Beef Stroganoff Casserole Recipe
Ingredients:
1 pound ground beef
1 small onion, chopped
2 cloves garlic, minced
8 ounces mushrooms, sliced (cremini or button mushrooms)
1 teaspoon Worcestershire sauce
1 teaspoon Dijon mustard
1 cup beef broth
1 cup sour cream
1 teaspoon garlic powder
Salt and pepper, to taste
8 ounces egg noodles
1 cup shredded cheddar cheese (optional)
Chopped fresh parsley, for garnish (optional)
Instructions:
Preheat the oven:
Preheat your oven to 350°F (175°C).
Cook the beef mixture:
In a large skillet over medium heat, cook the ground beef until browned. Drain any excess fat.
Add the chopped onion and minced garlic to the skillet and sauté for about 3-4 minutes until the onion is softened.
Stir in the sliced mushrooms and cook for an additional 5 minutes until they are tender.
Add the Worcestershire sauce, Dijon mustard, beef broth, sour cream, garlic powder, salt, and pepper. Mix well and simmer for a few minutes until heated through.
Cook the noodles:
In a separate pot, bring water to a boil and cook the egg noodles according to package instructions until al dente. Drain and set aside.
Combine and layer:
In a large mixing bowl, combine the cooked noodles with the beef mixture. Stir until the noodles are evenly coated.

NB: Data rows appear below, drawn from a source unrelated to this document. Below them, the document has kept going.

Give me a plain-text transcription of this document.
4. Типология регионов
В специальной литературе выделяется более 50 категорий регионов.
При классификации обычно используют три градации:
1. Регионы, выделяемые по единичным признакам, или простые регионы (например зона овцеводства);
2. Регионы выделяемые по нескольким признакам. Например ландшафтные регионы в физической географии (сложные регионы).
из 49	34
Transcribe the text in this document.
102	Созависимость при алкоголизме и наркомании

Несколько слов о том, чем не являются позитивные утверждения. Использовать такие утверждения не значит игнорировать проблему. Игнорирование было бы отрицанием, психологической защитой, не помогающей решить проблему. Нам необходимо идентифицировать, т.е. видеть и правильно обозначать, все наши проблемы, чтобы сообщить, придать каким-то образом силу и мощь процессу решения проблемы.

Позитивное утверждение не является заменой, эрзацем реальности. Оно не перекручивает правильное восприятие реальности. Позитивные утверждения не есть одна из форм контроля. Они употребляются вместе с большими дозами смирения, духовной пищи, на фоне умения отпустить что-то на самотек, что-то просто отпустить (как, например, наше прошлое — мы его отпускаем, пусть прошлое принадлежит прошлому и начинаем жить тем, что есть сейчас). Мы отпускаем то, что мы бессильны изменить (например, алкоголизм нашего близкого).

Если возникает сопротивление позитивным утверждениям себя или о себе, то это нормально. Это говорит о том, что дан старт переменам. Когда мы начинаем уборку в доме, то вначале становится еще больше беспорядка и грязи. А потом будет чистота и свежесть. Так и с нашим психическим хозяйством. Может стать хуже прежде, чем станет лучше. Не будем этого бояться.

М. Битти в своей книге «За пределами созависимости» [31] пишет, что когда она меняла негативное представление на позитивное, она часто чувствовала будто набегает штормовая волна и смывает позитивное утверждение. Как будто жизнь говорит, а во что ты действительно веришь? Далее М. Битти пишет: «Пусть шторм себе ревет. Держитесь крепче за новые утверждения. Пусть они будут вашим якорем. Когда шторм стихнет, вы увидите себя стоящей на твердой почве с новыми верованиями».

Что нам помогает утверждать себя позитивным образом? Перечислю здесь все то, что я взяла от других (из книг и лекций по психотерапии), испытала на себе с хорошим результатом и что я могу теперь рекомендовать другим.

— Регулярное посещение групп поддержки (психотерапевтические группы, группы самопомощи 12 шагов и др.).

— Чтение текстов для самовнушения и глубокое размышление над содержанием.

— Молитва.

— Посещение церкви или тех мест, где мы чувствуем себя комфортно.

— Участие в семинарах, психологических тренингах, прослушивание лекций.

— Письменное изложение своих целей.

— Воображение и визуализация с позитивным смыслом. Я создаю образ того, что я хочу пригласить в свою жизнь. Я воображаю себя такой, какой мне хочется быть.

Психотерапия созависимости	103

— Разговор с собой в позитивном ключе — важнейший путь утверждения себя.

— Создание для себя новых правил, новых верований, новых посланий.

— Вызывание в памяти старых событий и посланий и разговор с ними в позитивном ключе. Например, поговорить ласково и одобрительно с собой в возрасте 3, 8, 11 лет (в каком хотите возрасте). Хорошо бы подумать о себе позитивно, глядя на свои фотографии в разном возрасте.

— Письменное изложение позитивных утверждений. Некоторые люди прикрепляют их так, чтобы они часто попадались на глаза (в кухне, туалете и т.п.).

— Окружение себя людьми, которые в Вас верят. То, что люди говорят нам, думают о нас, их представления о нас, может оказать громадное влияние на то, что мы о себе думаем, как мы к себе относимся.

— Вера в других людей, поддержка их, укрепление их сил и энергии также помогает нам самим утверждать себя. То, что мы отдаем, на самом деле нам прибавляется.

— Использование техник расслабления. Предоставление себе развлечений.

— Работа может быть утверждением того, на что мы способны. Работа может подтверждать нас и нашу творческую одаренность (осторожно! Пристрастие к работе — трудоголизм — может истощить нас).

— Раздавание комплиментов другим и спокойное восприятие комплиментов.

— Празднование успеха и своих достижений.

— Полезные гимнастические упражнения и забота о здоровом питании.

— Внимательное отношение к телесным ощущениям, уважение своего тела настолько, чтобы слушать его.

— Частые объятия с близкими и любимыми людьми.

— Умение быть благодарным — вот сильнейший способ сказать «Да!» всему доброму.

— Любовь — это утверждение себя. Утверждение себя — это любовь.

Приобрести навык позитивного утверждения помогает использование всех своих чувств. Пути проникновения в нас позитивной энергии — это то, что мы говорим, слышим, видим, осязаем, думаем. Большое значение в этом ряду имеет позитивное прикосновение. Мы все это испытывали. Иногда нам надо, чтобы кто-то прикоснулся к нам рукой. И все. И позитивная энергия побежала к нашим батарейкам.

Transfer the mixture to a greased 9×13 inch baking dish. If using, sprinkle the shredded cheddar cheese evenly over the top.
Bake:
Bake in the preheated oven for about 25-30 minutes, or until heated through and the cheese is bubbly.
Serve:
Remove from the oven and let it cool for a few minutes. Garnish with chopped fresh parsley if desired. Serve hot.